We all have our image of the French Riviera: the azure blue of the sea and the swimming pools; the dark green of the pines and the swaying palms; the yachts and the sports cars on the Corniche roads; the hovering croupiers raking in the chips in the Monte Carlo casino. And all these are true.
But there is another Riviera. Above Monaco towers a ruined reminder of Roman power, the Emperor Augustus’ Trophy of the Alps. Monuments to Napoleon and Maginot Line forts testify to turbulent times, while statues and gravestones recall the years from the belle époque to the 1930s when the British, then the Russians and Americans swept in with their money, and their weak lungs, for relaxation and rest cures.

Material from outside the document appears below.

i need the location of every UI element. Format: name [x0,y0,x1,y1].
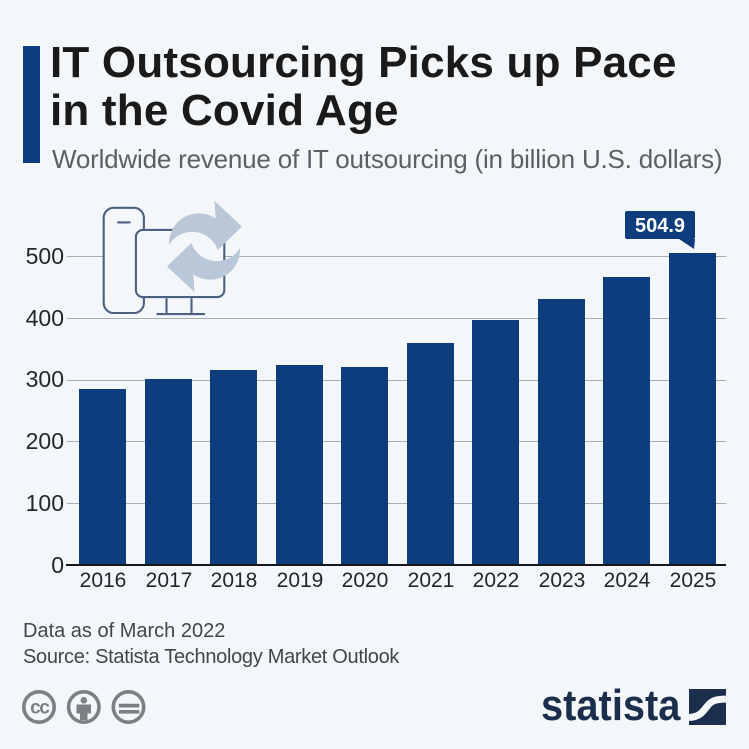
svg-text:504.9: 504.9 [635,215,685,237]
svg-text:cc: cc [30,697,50,718]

The Côte d’Azur is now French. But for centuries, until 1860, the land from Nice eastwards to Menton and the Italian border, were part of the Kingdoms of Savoy and Sardinia. Local dialects still remind us of the Ligurian past. Churches and chapels all along the coast and in the inland, hilltop villages and towns contain pictorial and architectural treasures from the Brea family during the Renaissance to Picasso and Matisse in the twentieth century. Grand hotels and villas, gardens both historic and showy (and often both), the film festival at Cannes all place the Riviera at the centre of showbusiness and artistic enterprise.
If the Riviera has had its critics—Somerset Maugham famously used the phrase “a sunny place for shady people”—it remains the epitome of glamour. Julian Hale reveals how a piece of rugged, inaccessible coastline was transformed into a byword for luxury and hedonism—but always with a special beauty of its own.